Alors que les rayons du soleil lui caressaient le visage et que la brise jouait avec ses mèches rebelles à travers ses nattes, Aliénor se souvint de ce que Germund lui avait dit le matin qui suivit la macabre célébration :

« Ce qui reste des Offrandes ne doit pas être touché tant que nous n'aurons pas la certitude que la magie à opérer. Si les gens guérissent dans la journée, le clan ensevelira leur dépouille, mais si la maladie se répand encore, elles resteront là à nourrir les corbeaux. »

Olrik sortit Aliénor de ses pensées en lui proposant une tasse d'infusion fortifiante, mais qui n'avait que peu d'effet au vu du nombre croissant de personnes, qu'elle avait vu tomber malade en trois jours. C'est avec l'arrivée de la veille, de plusieurs personnes souffrantes d'un clan voisin, qu'Aliénor dut supplier Lennart de transformer le Skali en hospice. Ce n'est qu'à la vue de leur argent offert en récompense de l'aide de l'Enchanteresse et de sa guérisseuse, que le jarl accepta.

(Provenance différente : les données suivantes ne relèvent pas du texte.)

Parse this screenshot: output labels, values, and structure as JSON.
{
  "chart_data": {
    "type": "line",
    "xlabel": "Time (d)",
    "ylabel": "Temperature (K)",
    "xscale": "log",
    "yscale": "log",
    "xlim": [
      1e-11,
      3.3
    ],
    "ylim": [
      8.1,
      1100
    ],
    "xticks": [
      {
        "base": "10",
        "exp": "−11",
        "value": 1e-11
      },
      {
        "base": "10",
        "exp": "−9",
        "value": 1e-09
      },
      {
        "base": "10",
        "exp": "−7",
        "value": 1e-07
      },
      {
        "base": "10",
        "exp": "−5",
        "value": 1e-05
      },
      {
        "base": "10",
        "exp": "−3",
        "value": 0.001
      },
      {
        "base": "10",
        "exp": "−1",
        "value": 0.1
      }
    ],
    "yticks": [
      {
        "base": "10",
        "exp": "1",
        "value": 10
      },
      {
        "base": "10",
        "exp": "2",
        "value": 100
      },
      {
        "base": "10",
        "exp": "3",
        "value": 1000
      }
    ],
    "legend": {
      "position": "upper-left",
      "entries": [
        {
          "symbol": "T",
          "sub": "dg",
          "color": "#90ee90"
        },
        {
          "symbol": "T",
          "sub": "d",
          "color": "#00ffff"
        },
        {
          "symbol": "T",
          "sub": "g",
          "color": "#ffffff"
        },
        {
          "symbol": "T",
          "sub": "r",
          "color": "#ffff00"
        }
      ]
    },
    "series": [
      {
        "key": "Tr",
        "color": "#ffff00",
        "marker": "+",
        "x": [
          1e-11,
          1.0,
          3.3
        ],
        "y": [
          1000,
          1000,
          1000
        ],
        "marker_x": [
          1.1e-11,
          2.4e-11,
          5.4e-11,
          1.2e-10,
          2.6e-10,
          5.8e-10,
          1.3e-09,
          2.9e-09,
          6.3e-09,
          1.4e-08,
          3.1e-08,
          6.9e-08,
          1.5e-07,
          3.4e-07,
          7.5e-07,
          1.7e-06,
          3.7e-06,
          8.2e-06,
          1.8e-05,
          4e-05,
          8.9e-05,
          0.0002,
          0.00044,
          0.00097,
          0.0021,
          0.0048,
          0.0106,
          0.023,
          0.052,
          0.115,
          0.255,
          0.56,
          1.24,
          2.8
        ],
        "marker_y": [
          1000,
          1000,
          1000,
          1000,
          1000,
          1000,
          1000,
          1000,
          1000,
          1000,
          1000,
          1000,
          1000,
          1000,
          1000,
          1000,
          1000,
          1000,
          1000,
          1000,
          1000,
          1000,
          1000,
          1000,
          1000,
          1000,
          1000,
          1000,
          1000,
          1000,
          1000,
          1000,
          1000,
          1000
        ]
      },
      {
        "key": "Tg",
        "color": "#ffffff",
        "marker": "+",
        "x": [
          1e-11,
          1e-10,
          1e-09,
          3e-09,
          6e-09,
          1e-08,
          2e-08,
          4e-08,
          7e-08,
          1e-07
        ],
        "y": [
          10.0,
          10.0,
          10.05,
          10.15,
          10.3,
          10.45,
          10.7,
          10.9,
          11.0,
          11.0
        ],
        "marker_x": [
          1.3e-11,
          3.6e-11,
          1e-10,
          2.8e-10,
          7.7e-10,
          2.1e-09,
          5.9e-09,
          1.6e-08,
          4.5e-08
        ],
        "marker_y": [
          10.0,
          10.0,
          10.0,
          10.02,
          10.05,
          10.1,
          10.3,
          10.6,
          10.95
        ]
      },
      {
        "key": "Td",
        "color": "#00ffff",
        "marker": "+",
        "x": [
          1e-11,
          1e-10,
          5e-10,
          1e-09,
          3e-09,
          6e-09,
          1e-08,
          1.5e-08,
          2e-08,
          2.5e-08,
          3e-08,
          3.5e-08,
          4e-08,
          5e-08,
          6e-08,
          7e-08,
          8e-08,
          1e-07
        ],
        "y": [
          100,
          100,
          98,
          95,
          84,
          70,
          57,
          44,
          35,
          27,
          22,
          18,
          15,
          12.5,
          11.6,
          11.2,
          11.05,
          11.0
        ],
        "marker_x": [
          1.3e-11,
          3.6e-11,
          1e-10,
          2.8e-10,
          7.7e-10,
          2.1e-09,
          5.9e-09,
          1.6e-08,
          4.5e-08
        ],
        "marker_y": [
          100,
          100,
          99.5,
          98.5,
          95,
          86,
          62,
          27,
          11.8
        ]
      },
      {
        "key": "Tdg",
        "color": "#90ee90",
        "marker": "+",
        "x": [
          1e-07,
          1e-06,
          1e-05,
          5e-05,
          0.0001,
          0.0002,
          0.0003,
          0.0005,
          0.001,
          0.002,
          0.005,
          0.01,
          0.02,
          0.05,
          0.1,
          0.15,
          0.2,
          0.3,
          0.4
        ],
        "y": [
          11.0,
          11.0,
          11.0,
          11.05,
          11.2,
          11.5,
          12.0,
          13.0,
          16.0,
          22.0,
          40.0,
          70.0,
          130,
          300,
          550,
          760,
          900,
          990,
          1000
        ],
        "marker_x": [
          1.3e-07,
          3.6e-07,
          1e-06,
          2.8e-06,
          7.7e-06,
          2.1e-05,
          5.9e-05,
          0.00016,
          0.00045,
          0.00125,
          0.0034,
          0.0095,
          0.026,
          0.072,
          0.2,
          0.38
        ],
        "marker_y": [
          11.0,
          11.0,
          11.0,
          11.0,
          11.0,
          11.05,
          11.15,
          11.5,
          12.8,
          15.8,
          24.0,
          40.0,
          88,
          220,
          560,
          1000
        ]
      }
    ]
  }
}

— Merci, Olrik, déclara Aliénor en prenant la tasse.

— Vous devriez aller dormir un peu, guérisseuse, lui conseilla-t-il.

Contrairement à Germund, Olrik n'arrivait pas à la tutoyer, car son « vous » était sa marque de respect envers sa profession.

— Tu as l'air souffrant, répondit-elle en soutenant ses yeux légèrement vitreux à cause d'un début de fièvre.

— Ça va, objecta-t-il en coinçant ses pouces dont son ceinturon. Comment va Germund ? demanda-t-il.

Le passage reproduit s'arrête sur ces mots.